The timing becomes very important from Time Warner’s perspective. If the trial takes two months, as Leon has predicted, that puts its conclusion hard against the long Memorial Day weekend. From there, Leon can take as long as he needs to write his opinion. Lord knows synthesizing and analyzing what he hears will be complex and time consuming. Sometimes such legal decisions can take months to decide and to write.

Can Leon get it done by June 21, essentially three weeks after the trial concludes? That’s the central question likely wafting these days through the corridors of the Time Warner executive suites at Columbus Circle in Midtown Manhattan. I suspect many of those executives are hoping Leon needs more than three weeks to decide such a complicated legal case (unless of course it turns out to not be all that complicated).

If June 21 comes and goes without a decision, then the fun really begins. Time Warner will be able to get out of the merger agreement penalty free. Will it? The termination date has already been extended twice. The two parties could extend it again if they want to wait around for the judge’s decision. There is no question that AT&T will want Time Warner to agree to another extension, of course. The big phone company—it used to be Southwestern Bell before it gobbled up the remnants of AT&T and became a data hog—desperately wants Time Warner’s content to send through its pipes, just as rival Comcast has done with NBCUniversal.

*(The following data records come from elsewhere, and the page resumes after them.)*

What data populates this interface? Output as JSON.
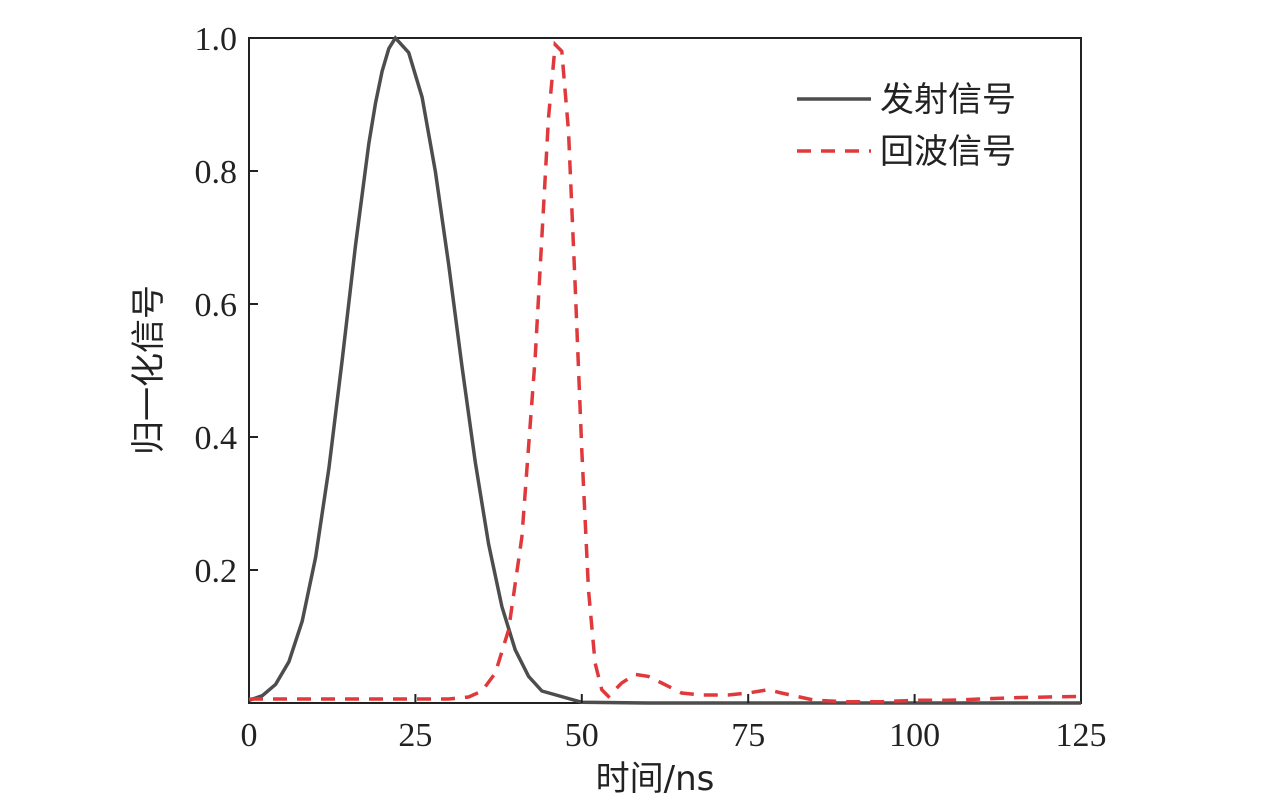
{
  "chart_data": {
    "type": "line",
    "title": "",
    "xlabel": "时间/ns",
    "ylabel": "归一化信号",
    "xlim": [
      0,
      125
    ],
    "ylim": [
      0,
      1.0
    ],
    "x_ticks": [
      0,
      25,
      50,
      75,
      100,
      125
    ],
    "x_tick_labels": [
      "0",
      "25",
      "50",
      "75",
      "100",
      "125"
    ],
    "y_ticks": [
      0.2,
      0.4,
      0.6,
      0.8,
      1.0
    ],
    "y_tick_labels": [
      "0.2",
      "0.4",
      "0.6",
      "0.8",
      "1.0"
    ],
    "grid": false,
    "legend_position": "top-right",
    "series": [
      {
        "name": "发射信号",
        "style": "solid",
        "color": "#4d4d4d",
        "x": [
          0,
          2,
          4,
          6,
          8,
          10,
          12,
          14,
          16,
          18,
          19,
          20,
          21,
          22,
          24,
          26,
          28,
          30,
          32,
          34,
          36,
          38,
          40,
          42,
          44,
          50,
          60,
          80,
          100,
          125
        ],
        "y": [
          0.004,
          0.011,
          0.028,
          0.062,
          0.123,
          0.219,
          0.353,
          0.516,
          0.688,
          0.841,
          0.902,
          0.95,
          0.984,
          1.0,
          0.978,
          0.911,
          0.799,
          0.659,
          0.506,
          0.362,
          0.239,
          0.145,
          0.08,
          0.04,
          0.018,
          0.001,
          0.0,
          0.0,
          0.0,
          0.0
        ]
      },
      {
        "name": "回波信号",
        "style": "dashed",
        "color": "#e0393c",
        "x": [
          0,
          5,
          10,
          20,
          30,
          33,
          35,
          37,
          39,
          41,
          43,
          45,
          46,
          47,
          48,
          49,
          50,
          51,
          52,
          53,
          54,
          56,
          58,
          60,
          62,
          65,
          68,
          72,
          75,
          78,
          80,
          85,
          90,
          95,
          100,
          105,
          110,
          115,
          120,
          125
        ],
        "y": [
          0.006,
          0.006,
          0.006,
          0.006,
          0.006,
          0.009,
          0.018,
          0.045,
          0.11,
          0.25,
          0.52,
          0.88,
          0.99,
          0.98,
          0.86,
          0.63,
          0.38,
          0.17,
          0.06,
          0.02,
          0.01,
          0.03,
          0.043,
          0.04,
          0.03,
          0.015,
          0.012,
          0.012,
          0.015,
          0.02,
          0.015,
          0.004,
          0.002,
          0.002,
          0.004,
          0.004,
          0.006,
          0.008,
          0.009,
          0.01
        ]
      }
    ]
  },
  "colors": {
    "axis": "#222222",
    "emit": "#4d4d4d",
    "echo": "#e0393c"
  }
}
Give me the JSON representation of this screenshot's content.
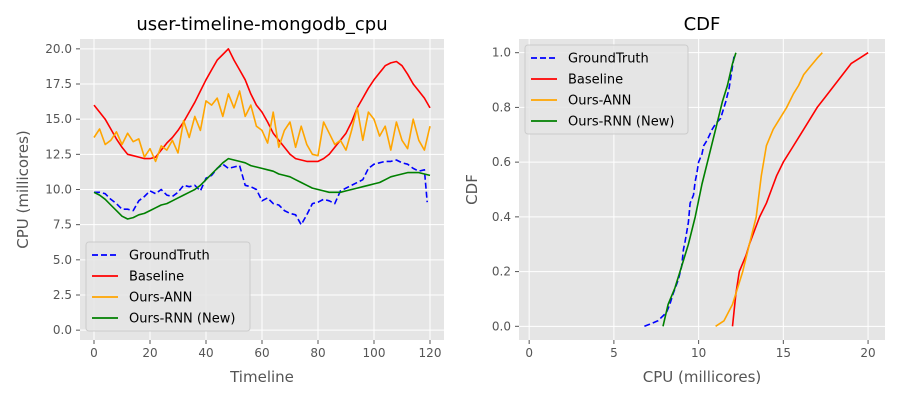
{
  "chart_data": [
    {
      "type": "line",
      "title": "user-timeline-mongodb_cpu",
      "xlabel": "Timeline",
      "ylabel": "CPU (millicores)",
      "xlim": [
        -5,
        125
      ],
      "ylim": [
        -0.7,
        20.7
      ],
      "xticks": [
        0,
        20,
        40,
        60,
        80,
        100,
        120
      ],
      "yticks": [
        0.0,
        2.5,
        5.0,
        7.5,
        10.0,
        12.5,
        15.0,
        17.5,
        20.0
      ],
      "ytick_labels": [
        "0.0",
        "2.5",
        "5.0",
        "7.5",
        "10.0",
        "12.5",
        "15.0",
        "17.5",
        "20.0"
      ],
      "grid": true,
      "background": "#e5e5e5",
      "legend_position": "lower-left",
      "series": [
        {
          "name": "GroundTruth",
          "color": "#0000ff",
          "dash": "dashed",
          "x": [
            0,
            2,
            4,
            6,
            8,
            10,
            12,
            14,
            16,
            18,
            20,
            22,
            24,
            26,
            28,
            30,
            32,
            34,
            36,
            38,
            40,
            42,
            44,
            46,
            48,
            50,
            52,
            54,
            56,
            58,
            60,
            62,
            64,
            66,
            68,
            70,
            72,
            74,
            76,
            78,
            80,
            82,
            84,
            86,
            88,
            90,
            92,
            94,
            96,
            98,
            100,
            102,
            104,
            106,
            108,
            110,
            112,
            114,
            116,
            118,
            119
          ],
          "y": [
            9.8,
            9.8,
            9.7,
            9.3,
            9.0,
            8.6,
            8.6,
            8.5,
            9.2,
            9.5,
            9.9,
            9.7,
            10.0,
            9.6,
            9.5,
            9.8,
            10.3,
            10.2,
            10.3,
            9.9,
            10.8,
            11.0,
            11.5,
            11.8,
            11.5,
            11.6,
            11.7,
            10.3,
            10.2,
            10.0,
            9.2,
            9.4,
            9.0,
            8.9,
            8.5,
            8.3,
            8.2,
            7.5,
            8.2,
            9.0,
            9.1,
            9.3,
            9.2,
            9.0,
            9.9,
            10.1,
            10.3,
            10.5,
            10.7,
            11.5,
            11.8,
            11.9,
            12.0,
            12.0,
            12.1,
            11.9,
            11.8,
            11.5,
            11.3,
            11.4,
            9.1
          ]
        },
        {
          "name": "Baseline",
          "color": "#ff0000",
          "dash": "solid",
          "x": [
            0,
            2,
            4,
            6,
            8,
            10,
            12,
            14,
            16,
            18,
            20,
            22,
            24,
            26,
            28,
            30,
            32,
            34,
            36,
            38,
            40,
            42,
            44,
            46,
            48,
            50,
            52,
            54,
            56,
            58,
            60,
            62,
            64,
            66,
            68,
            70,
            72,
            74,
            76,
            78,
            80,
            82,
            84,
            86,
            88,
            90,
            92,
            94,
            96,
            98,
            100,
            102,
            104,
            106,
            108,
            110,
            112,
            114,
            116,
            118,
            120
          ],
          "y": [
            16.0,
            15.5,
            15.0,
            14.3,
            13.6,
            13.0,
            12.5,
            12.4,
            12.3,
            12.2,
            12.2,
            12.3,
            12.8,
            13.3,
            13.7,
            14.2,
            14.8,
            15.5,
            16.2,
            17.0,
            17.8,
            18.5,
            19.2,
            19.6,
            20.0,
            19.2,
            18.5,
            17.8,
            16.8,
            16.0,
            15.5,
            14.8,
            14.0,
            13.5,
            13.0,
            12.5,
            12.2,
            12.1,
            12.0,
            12.0,
            12.0,
            12.2,
            12.5,
            13.0,
            13.5,
            14.0,
            14.8,
            15.8,
            16.5,
            17.2,
            17.8,
            18.3,
            18.8,
            19.0,
            19.1,
            18.8,
            18.2,
            17.5,
            17.0,
            16.5,
            15.8
          ]
        },
        {
          "name": "Ours-ANN",
          "color": "#ffa500",
          "dash": "solid",
          "x": [
            0,
            2,
            4,
            6,
            8,
            10,
            12,
            14,
            16,
            18,
            20,
            22,
            24,
            26,
            28,
            30,
            32,
            34,
            36,
            38,
            40,
            42,
            44,
            46,
            48,
            50,
            52,
            54,
            56,
            58,
            60,
            62,
            64,
            66,
            68,
            70,
            72,
            74,
            76,
            78,
            80,
            82,
            84,
            86,
            88,
            90,
            92,
            94,
            96,
            98,
            100,
            102,
            104,
            106,
            108,
            110,
            112,
            114,
            116,
            118,
            120
          ],
          "y": [
            13.7,
            14.3,
            13.2,
            13.5,
            14.1,
            13.2,
            14.0,
            13.4,
            13.6,
            12.3,
            12.9,
            12.0,
            13.1,
            12.8,
            13.5,
            12.6,
            14.9,
            13.7,
            15.2,
            14.2,
            16.3,
            16.0,
            16.5,
            15.2,
            16.8,
            15.8,
            17.0,
            15.2,
            16.0,
            14.5,
            14.2,
            13.3,
            15.5,
            13.0,
            14.2,
            14.8,
            13.0,
            14.5,
            13.2,
            12.5,
            12.4,
            14.8,
            14.0,
            13.2,
            13.5,
            12.8,
            14.2,
            15.8,
            13.5,
            15.5,
            15.0,
            13.8,
            14.5,
            12.8,
            14.8,
            13.5,
            12.9,
            15.0,
            13.5,
            12.8,
            14.5
          ]
        },
        {
          "name": "Ours-RNN (New)",
          "color": "#008000",
          "dash": "solid",
          "x": [
            0,
            2,
            4,
            6,
            8,
            10,
            12,
            14,
            16,
            18,
            20,
            22,
            24,
            26,
            28,
            30,
            32,
            34,
            36,
            38,
            40,
            42,
            44,
            46,
            48,
            50,
            52,
            54,
            56,
            58,
            60,
            62,
            64,
            66,
            68,
            70,
            72,
            74,
            76,
            78,
            80,
            82,
            84,
            86,
            88,
            90,
            92,
            94,
            96,
            98,
            100,
            102,
            104,
            106,
            108,
            110,
            112,
            114,
            116,
            118,
            120
          ],
          "y": [
            9.8,
            9.6,
            9.3,
            8.9,
            8.5,
            8.1,
            7.9,
            8.0,
            8.2,
            8.3,
            8.5,
            8.7,
            8.9,
            9.0,
            9.2,
            9.4,
            9.6,
            9.8,
            10.0,
            10.3,
            10.7,
            11.1,
            11.5,
            11.9,
            12.2,
            12.1,
            12.0,
            11.9,
            11.7,
            11.6,
            11.5,
            11.4,
            11.3,
            11.1,
            11.0,
            10.9,
            10.7,
            10.5,
            10.3,
            10.1,
            10.0,
            9.9,
            9.8,
            9.8,
            9.8,
            9.9,
            10.0,
            10.1,
            10.2,
            10.3,
            10.4,
            10.5,
            10.7,
            10.9,
            11.0,
            11.1,
            11.2,
            11.2,
            11.2,
            11.1,
            11.0
          ]
        }
      ]
    },
    {
      "type": "line",
      "title": "CDF",
      "xlabel": "CPU (millicores)",
      "ylabel": "CDF",
      "xlim": [
        -0.6,
        21.0
      ],
      "ylim": [
        -0.05,
        1.05
      ],
      "xticks": [
        0,
        5,
        10,
        15,
        20
      ],
      "yticks": [
        0.0,
        0.2,
        0.4,
        0.6,
        0.8,
        1.0
      ],
      "ytick_labels": [
        "0.0",
        "0.2",
        "0.4",
        "0.6",
        "0.8",
        "1.0"
      ],
      "grid": true,
      "background": "#e5e5e5",
      "legend_position": "upper-left",
      "series": [
        {
          "name": "GroundTruth",
          "color": "#0000ff",
          "dash": "dashed",
          "x": [
            6.8,
            7.2,
            7.6,
            8.1,
            8.3,
            8.5,
            8.8,
            9.0,
            9.1,
            9.2,
            9.4,
            9.5,
            9.7,
            9.8,
            9.9,
            10.0,
            10.2,
            10.3,
            10.5,
            10.8,
            11.0,
            11.3,
            11.5,
            11.6,
            11.8,
            11.9,
            12.0,
            12.1
          ],
          "y": [
            0.0,
            0.01,
            0.02,
            0.05,
            0.08,
            0.12,
            0.17,
            0.22,
            0.28,
            0.31,
            0.38,
            0.45,
            0.48,
            0.53,
            0.56,
            0.6,
            0.63,
            0.66,
            0.68,
            0.72,
            0.74,
            0.76,
            0.8,
            0.82,
            0.87,
            0.91,
            0.95,
            0.99
          ]
        },
        {
          "name": "Baseline",
          "color": "#ff0000",
          "dash": "solid",
          "x": [
            12.0,
            12.2,
            12.4,
            12.8,
            13.0,
            13.3,
            13.6,
            14.0,
            14.3,
            14.6,
            15.0,
            15.5,
            16.0,
            16.5,
            17.0,
            17.5,
            18.0,
            18.5,
            19.0,
            19.5,
            20.0
          ],
          "y": [
            0.0,
            0.12,
            0.2,
            0.26,
            0.3,
            0.35,
            0.4,
            0.45,
            0.5,
            0.55,
            0.6,
            0.65,
            0.7,
            0.75,
            0.8,
            0.84,
            0.88,
            0.92,
            0.96,
            0.98,
            1.0
          ]
        },
        {
          "name": "Ours-ANN",
          "color": "#ffa500",
          "dash": "solid",
          "x": [
            11.0,
            11.5,
            12.0,
            12.6,
            13.0,
            13.4,
            13.7,
            14.0,
            14.4,
            14.8,
            15.2,
            15.6,
            15.9,
            16.2,
            16.6,
            17.0,
            17.3
          ],
          "y": [
            0.0,
            0.02,
            0.08,
            0.2,
            0.3,
            0.4,
            0.55,
            0.66,
            0.72,
            0.76,
            0.8,
            0.85,
            0.88,
            0.92,
            0.95,
            0.98,
            1.0
          ]
        },
        {
          "name": "Ours-RNN (New)",
          "color": "#008000",
          "dash": "solid",
          "x": [
            7.9,
            8.2,
            8.6,
            9.0,
            9.4,
            9.8,
            10.2,
            10.6,
            11.0,
            11.4,
            11.7,
            12.0,
            12.2
          ],
          "y": [
            0.0,
            0.08,
            0.14,
            0.22,
            0.3,
            0.4,
            0.52,
            0.62,
            0.72,
            0.82,
            0.88,
            0.96,
            1.0
          ]
        }
      ]
    }
  ]
}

But why should Time Warner agree to the extension again? It shouldn’t, and it probably won’t, absent a material financial sweetener from AT&T. Ironically, it could turn out that Trump’s vendetta against CNN could work to the advantage of Time Warner shareholders. They have all the leverage now, given how difficult it will be for Leon to render his decision by June 21. Time Warner could push to get a better deal from AT&T or walk away from AT&T, and go back to running Time Warner independently, while waiting for another suitor to emerge, looking to fill its pipes and distribution network with Time Warner’s increasingly valuable content.

Verizon? Apple? Google? Amazon? Facebook? Possibly all of these—and more—could be interested, for a price in excess of what AT&T has offered, and likely without the same legal hassles. Both Stephenson and Jeff Bewkes, the C.E.O. of Time Warner, are savvy dealmakers. They’ve been around a long time. But as one Time Warner executive told me last week, there’s at least $20 per Time Warner share lying somewhere on the table somewhere. After June 21, they are obligated to go out there and try to get it.